Karen von Hahn, Globe and Mail, Canada: David Lynch’s latest production may not involve talking logs or dancing dwarves, but it is, nonetheless, bizarre. The Twin Peaks auteur, who has been meditating for 90 minutes twice a day for the past 30 years, recently became the spokesman for an initiative called the Committee for Stress-Free Schools, which aims to introduce transcendental meditation into classrooms across the United States as a way to combat the stress of high school and improve grades.
“Meditation is the key that opens the door to a vast ocean of pure consciousness, pure bliss,” Lynch said at an April 2 press conference in L.A. “When the light of peace comes up, negativity just goes away.”
One would think that the premise of schools teaching young children to empty their minds rather than fill them would raise a few red flags. Not to mention, in this day and age, when we are freaking about the obesity epidemic among children who are ferried to school from home by car, and spend their precious free time on their widening rear ends in front of computer and TV screens, the notion of introducing a program that forces them to sit still for a few minutes every day as a “health” initiative.
Now, I’m such a New Age-sympathizer that I’ve never met a healing practice I didn’t like, but, sorry, meditating for better marks and a quieter classroom seems to me like a low-rent version of the teachings of the Dalai Lama.
And yet the plan has struck a chord in the United States and Canada, even with Bishop Strachan, this country’s oldest private school for the education of young women. Presumably, for educators in the public system, strapped for both cash and a popular way out of the current education crisis, regular tuning out looks increasingly like a good idea. Hey — it’s not only hip, it’s so cheap they can even afford to do it in India!
On March 10, a group of educators, physicians and parents, members of the New York Committee for Stress-Free Schools, packed a meeting room at the Helmsley Palace Hotel for a conference entitled Improving Academic Achievement and Reversing the Alarming Rise of Classroom Stress through Transcendental Meditation. According to The New Yorker, which covered the event in its Talk of the Town section, high-level scientists and educational theoreticians hyped the physical and psychological benefits of meditation on the younger set.
Dr. Gary Kaplan, the director of clinical neurophysiology at North Shore University Hospital on Long Island, spoke of the “coherence of activity between the hemispheres and the front and the back of the brain.” Rita Benn, a director of education at the Center for Complementary and Alternative Medicine at the University of Michigan, presented data from a recent study of Detroit middle-schoolers who have been practising meditation for the past six years, which found that meditating students had more positive feelings and were more adaptable than their non-meditating peers.
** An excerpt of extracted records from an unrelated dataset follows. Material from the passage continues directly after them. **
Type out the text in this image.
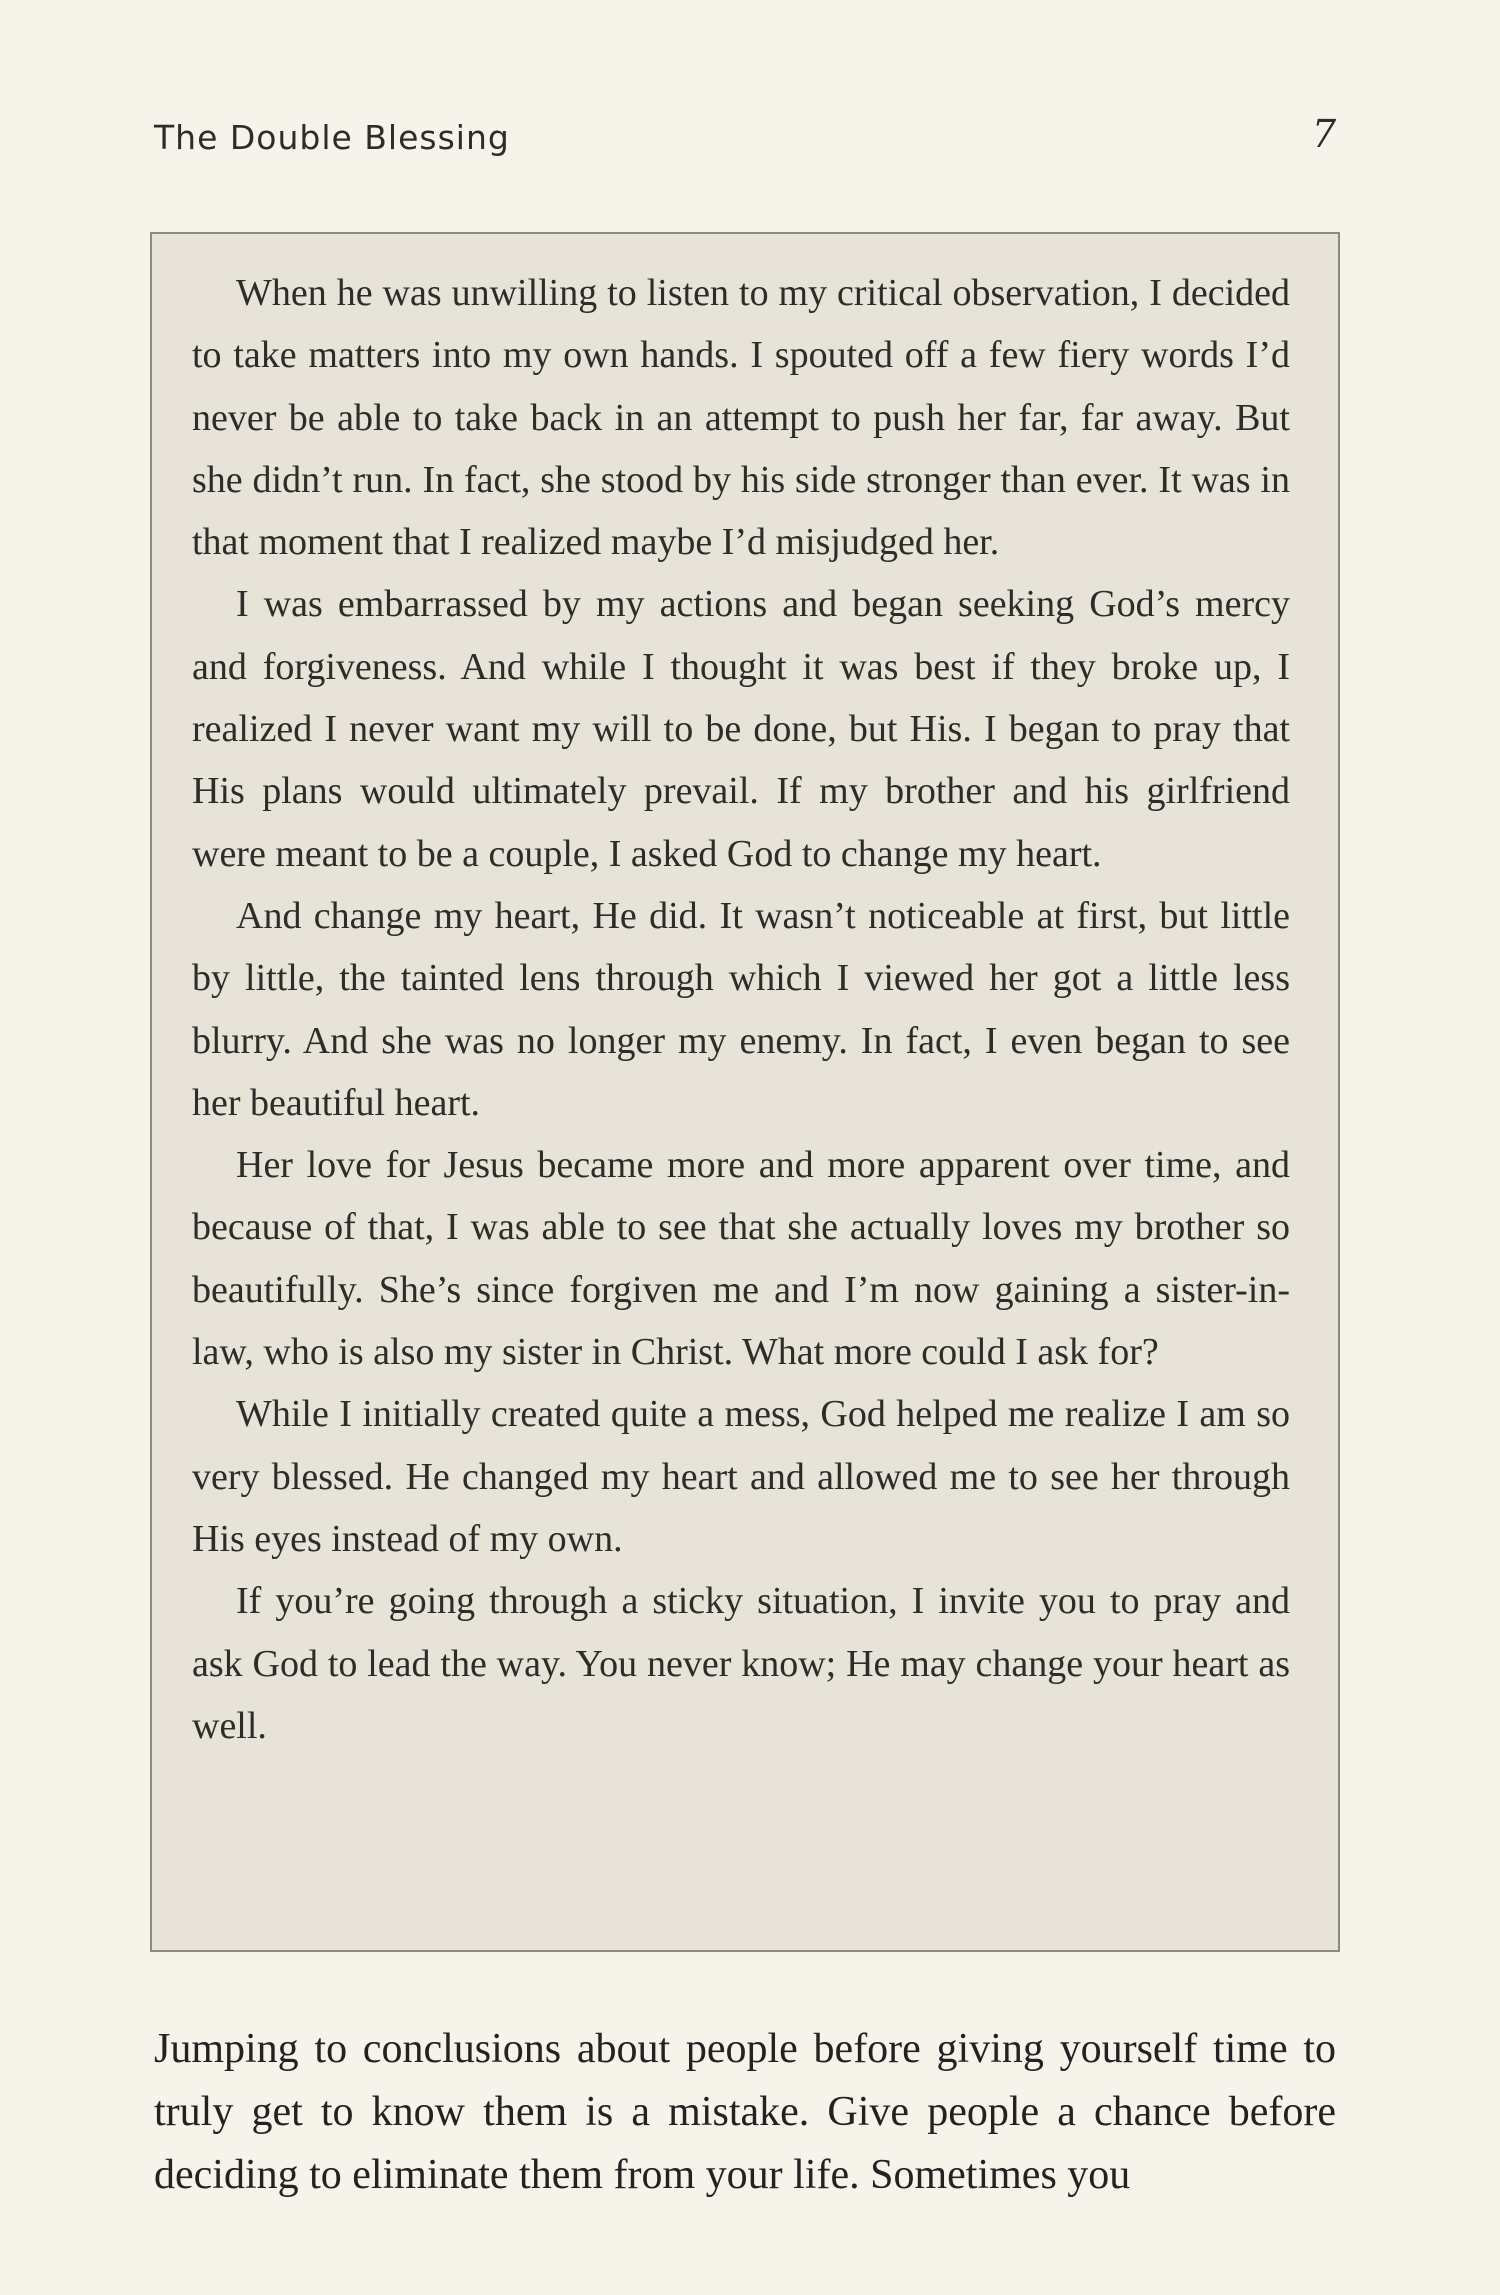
The Double Blessing	7

When he was unwilling to listen to my critical observation, I decided to take matters into my own hands. I spouted off a few fiery words I’d never be able to take back in an attempt to push her far, far away. But she didn’t run. In fact, she stood by his side stronger than ever. It was in that moment that I realized maybe I’d misjudged her.

I was embarrassed by my actions and began seeking God’s mercy and forgiveness. And while I thought it was best if they broke up, I realized I never want my will to be done, but His. I began to pray that His plans would ultimately prevail. If my brother and his girlfriend were meant to be a couple, I asked God to change my heart.

And change my heart, He did. It wasn’t noticeable at first, but little by little, the tainted lens through which I viewed her got a little less blurry. And she was no longer my enemy. In fact, I even began to see her beautiful heart.

Her love for Jesus became more and more apparent over time, and because of that, I was able to see that she actually loves my brother so beautifully. She’s since forgiven me and I’m now gaining a sister-in-law, who is also my sister in Christ. What more could I ask for?

While I initially created quite a mess, God helped me realize I am so very blessed. He changed my heart and allowed me to see her through His eyes instead of my own.

If you’re going through a sticky situation, I invite you to pray and ask God to lead the way. You never know; He may change your heart as well.

Jumping to conclusions about people before giving yourself time to truly get to know them is a mistake. Give people a chance before deciding to eliminate them from your life. Sometimes you
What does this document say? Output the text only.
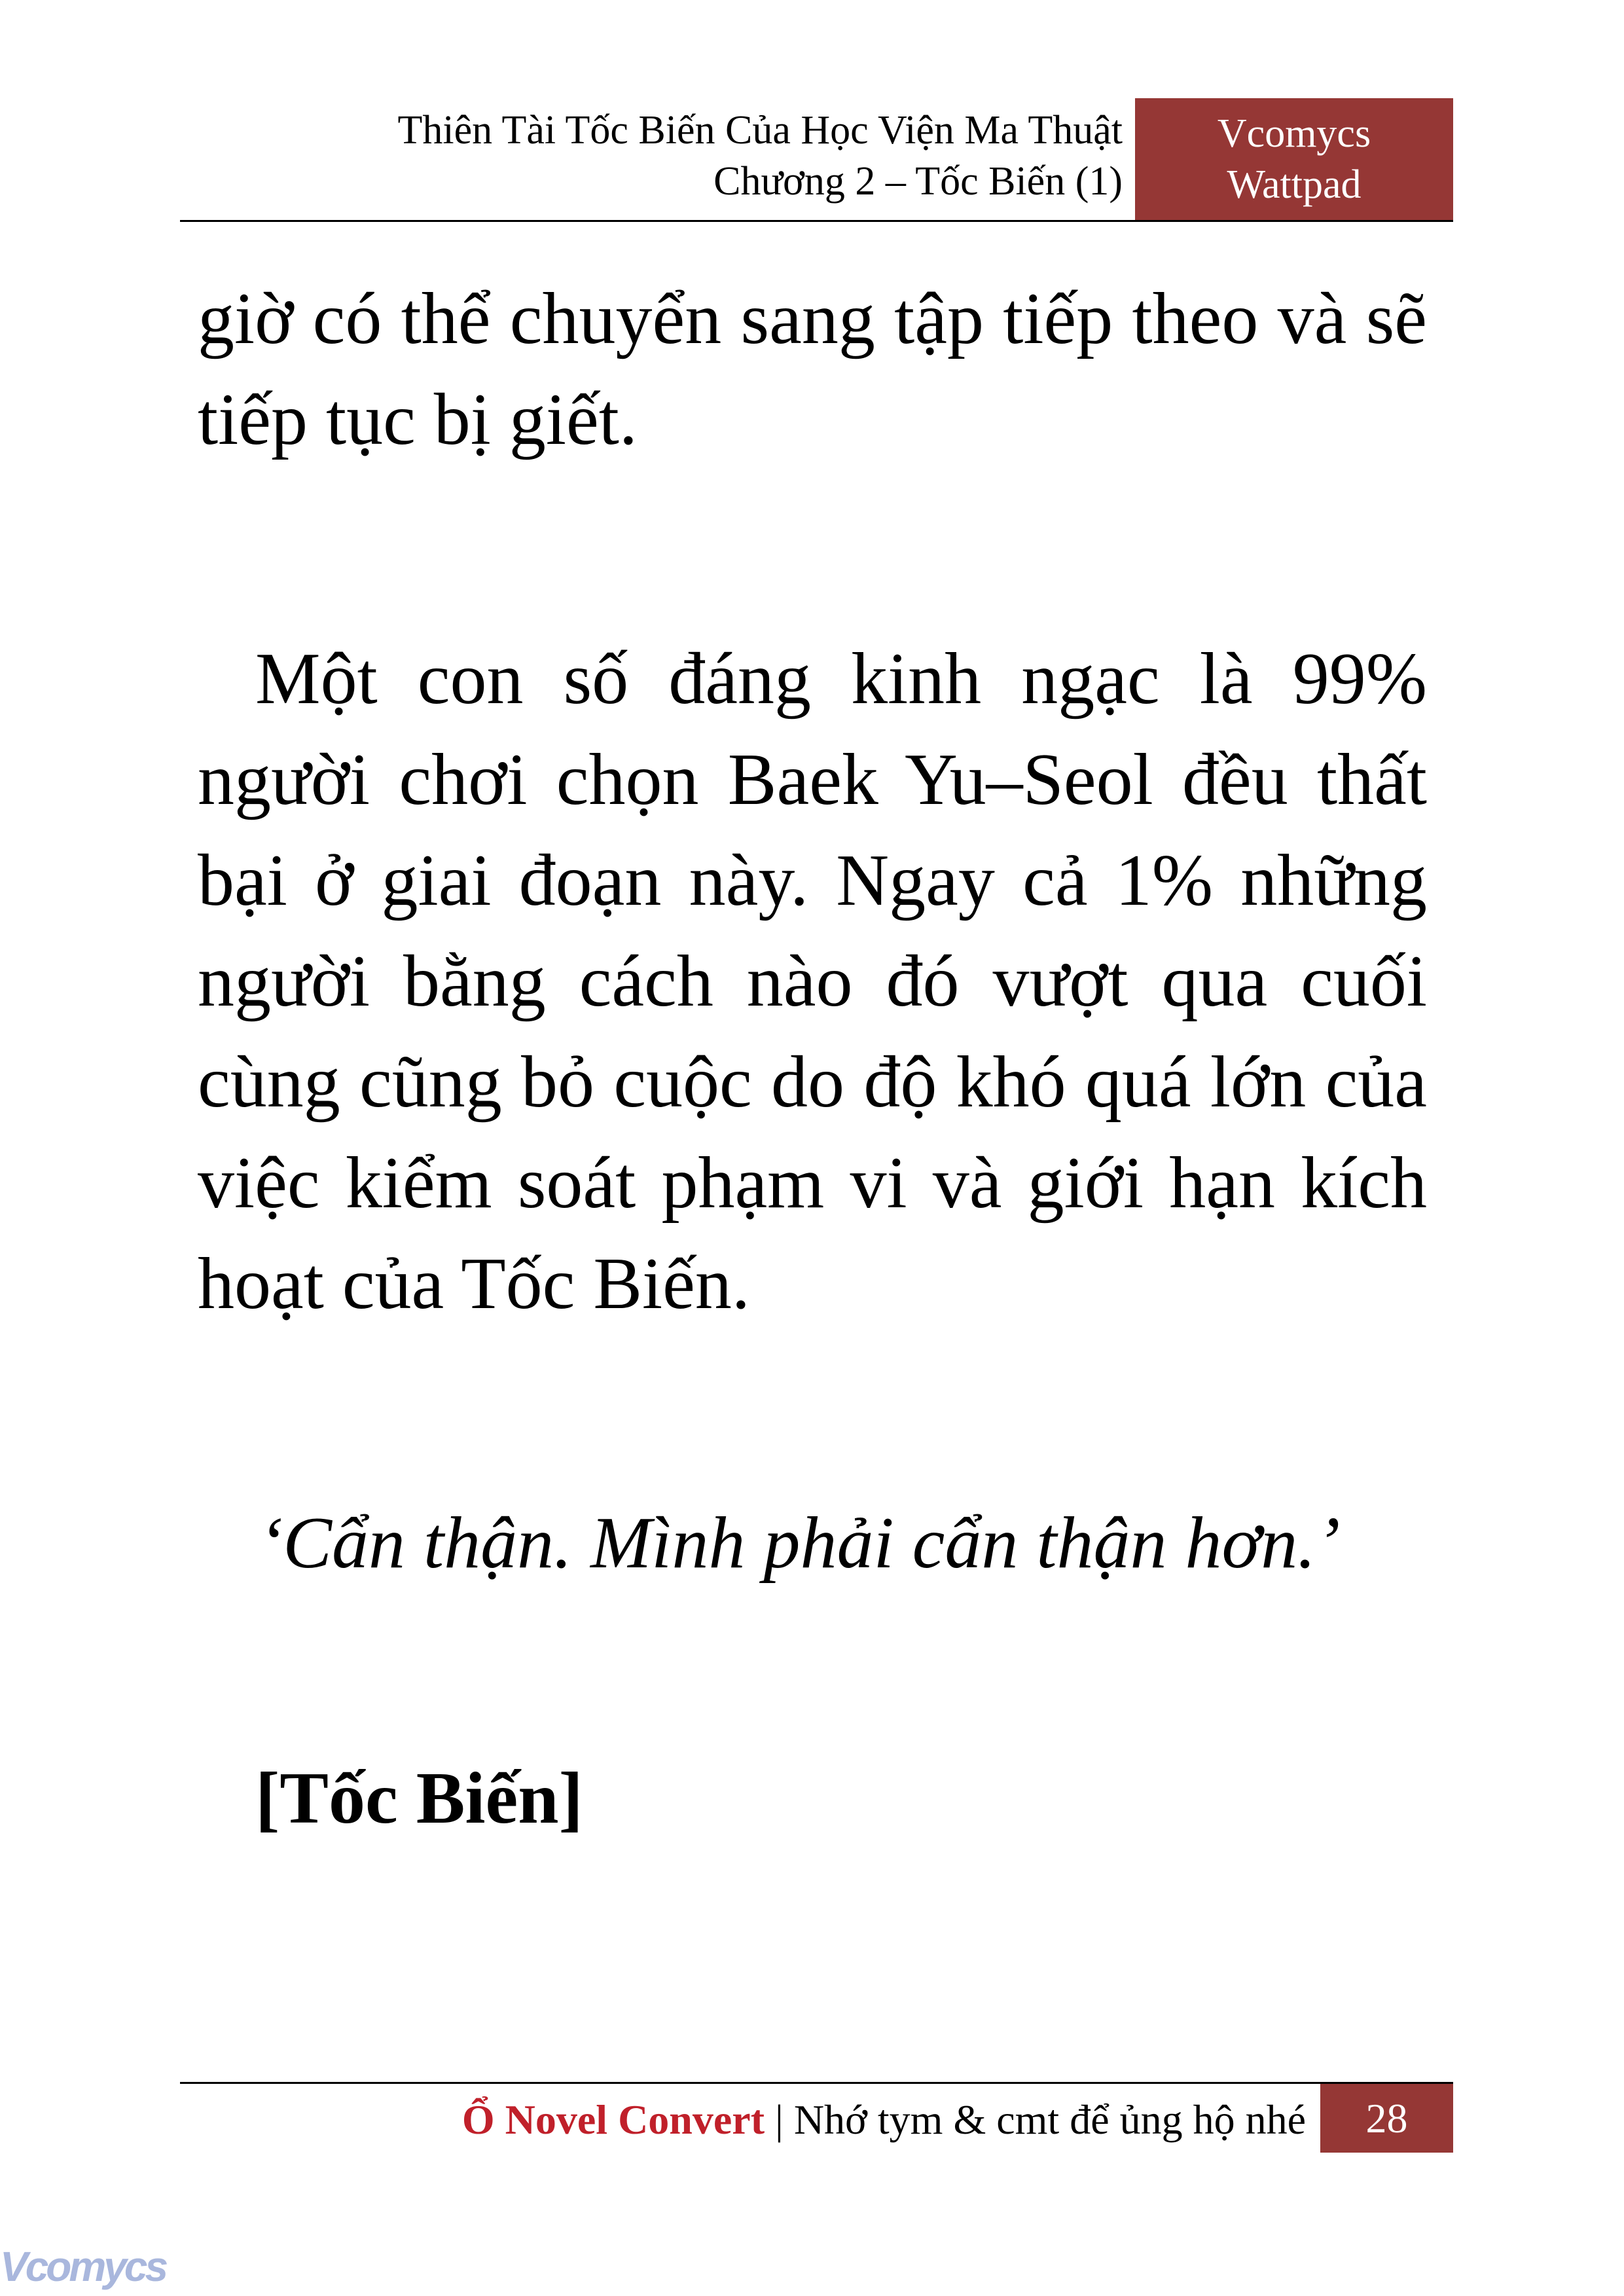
Thiên Tài Tốc Biến Của Học Viện Ma Thuật
Chương 2 – Tốc Biến (1)
Vcomycs
Wattpad
giờ có thể chuyển sang tập tiếp theo và sẽ tiếp tục bị giết.
Một con số đáng kinh ngạc là 99% người chơi chọn Baek Yu–Seol đều thất bại ở giai đoạn này. Ngay cả 1% những người bằng cách nào đó vượt qua cuối cùng cũng bỏ cuộc do độ khó quá lớn của việc kiểm soát phạm vi và giới hạn kích hoạt của Tốc Biến.
‘Cẩn thận. Mình phải cẩn thận hơn.’
[Tốc Biến]
Ổ Novel Convert | Nhớ tym & cmt để ủng hộ nhé	28
Vcomycs
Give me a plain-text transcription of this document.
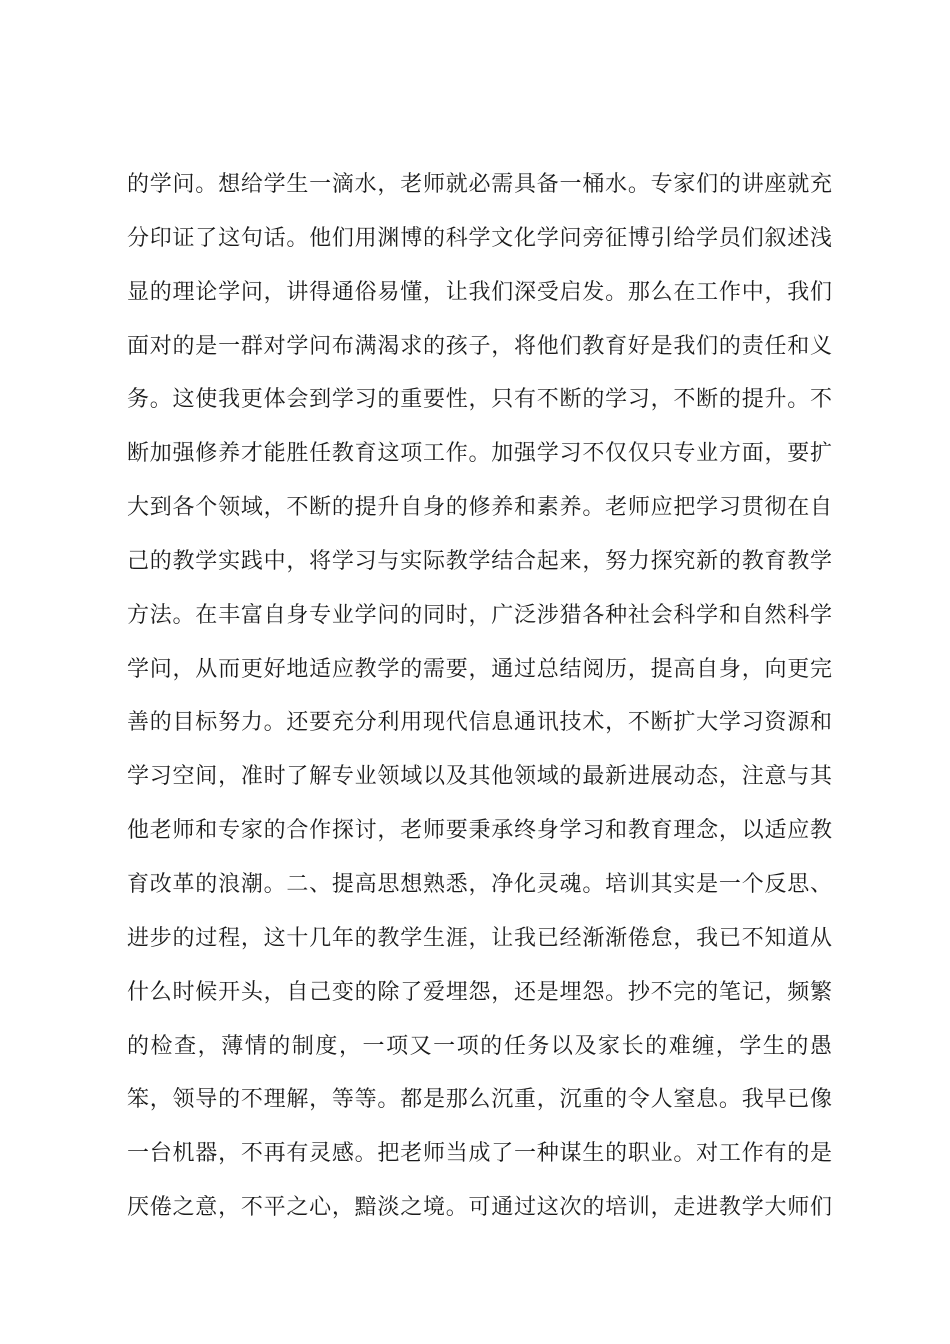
的学问。想给学生一滴水，老师就必需具备一桶水。专家们的讲座就充
分印证了这句话。他们用渊博的科学文化学问旁征博引给学员们叙述浅
显的理论学问，讲得通俗易懂，让我们深受启发。那么在工作中，我们
面对的是一群对学问布满渴求的孩子，将他们教育好是我们的责任和义
务。这使我更体会到学习的重要性，只有不断的学习，不断的提升。不
断加强修养才能胜任教育这项工作。加强学习不仅仅只专业方面，要扩
大到各个领域，不断的提升自身的修养和素养。老师应把学习贯彻在自
己的教学实践中，将学习与实际教学结合起来，努力探究新的教育教学
方法。在丰富自身专业学问的同时，广泛涉猎各种社会科学和自然科学
学问，从而更好地适应教学的需要，通过总结阅历，提高自身，向更完
善的目标努力。还要充分利用现代信息通讯技术，不断扩大学习资源和
学习空间，准时了解专业领域以及其他领域的最新进展动态，注意与其
他老师和专家的合作探讨，老师要秉承终身学习和教育理念，以适应教
育改革的浪潮。二、提高思想熟悉，净化灵魂。培训其实是一个反思、
进步的过程，这十几年的教学生涯，让我已经渐渐倦怠，我已不知道从
什么时候开头，自己变的除了爱埋怨，还是埋怨。抄不完的笔记，频繁
的检查，薄情的制度，一项又一项的任务以及家长的难缠，学生的愚
笨，领导的不理解，等等。都是那么沉重，沉重的令人窒息。我早已像
一台机器，不再有灵感。把老师当成了一种谋生的职业。对工作有的是
厌倦之意，不平之心，黯淡之境。可通过这次的培训，走进教学大师们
And Jane Roman Pitt, a senior fellow at the Institute of Science, Technology and Public policy in Fairfield, Iowa, (the home of the widely respected Maharishi School of the Age of Enlightenment, where the 300 students practise group meditation and yogic flying daily) described the cultural benefits of meditative silence.
“To walk into a room and see a hundred middle-school students in a state of silence — deep, pure silence that you can feel as well as hear — is wonderful,” Roman Pitt said.
Ben Pollack, a Grade 11 student at the Maharishi School who came and meditated for the TV cameras, told The New Yorker that “transcendental meditation makes my thinking clearer, so now I can get through any amount of homework. I can do five hours if I need to.” Similarly positive was fellow student Riva Winningham, who claimed that meditating had increased her grade point average.
According to a recent Time magazine cover story, 10 million Americans say they practise some form of meditation on a regular basis, twice as many as a decade ago. There are meditation rooms in airports and offices, while Hollywood stars such as Goldie Hawn have fully tricked out ones at home, with all the gongs and whistles. Along with such coping tools as spas and wellness retreats, and yoga and bio-energetic foods, meditation is emerging as a hot button in the extremely healthy stress-management industry. Time called it the “smart person’s bubble bath.”
This bath has become such a tidal wave, that even here in good, auld Upper Canada, Bishop Strachan School, long associated with the Anglican Church, saw fit to follow its guiding principle of educating the whole child, body, mind and spirit, with the introduction of a New Age fair called Women’s Wellness Day, at which they launched weekly guided meditation classes for students. My daughter, who attends the school, is an enthusiastic participant.
Cathy Gibbs, the chaplaincy intern who runs the sessions, came up with the idea when she observed the way the girls at the school “hit the ground running.” In her view, the non-denominational practice of meditation has become necessary because “the girls work so hard and are involved in so many things that they barely have time to breathe.”
What I recall of being an adolescent (the good part) was that it really didn’t take much more than an afternoon of giggling over nothing with a girlfriend, or lying on the floor listening over and over to the same record, to reach nirvana.
Everyone needs a time out. But I say throwing an adult panacea like meditation at young people is basically an admission that we as a culture have failed them. That their lives, crammed as they are with obligations, are just as hopelessly stressful as our own. And that at the end of the day all we can offer them is the spiritual equivalent of a hot bath — with or without aromatic oils.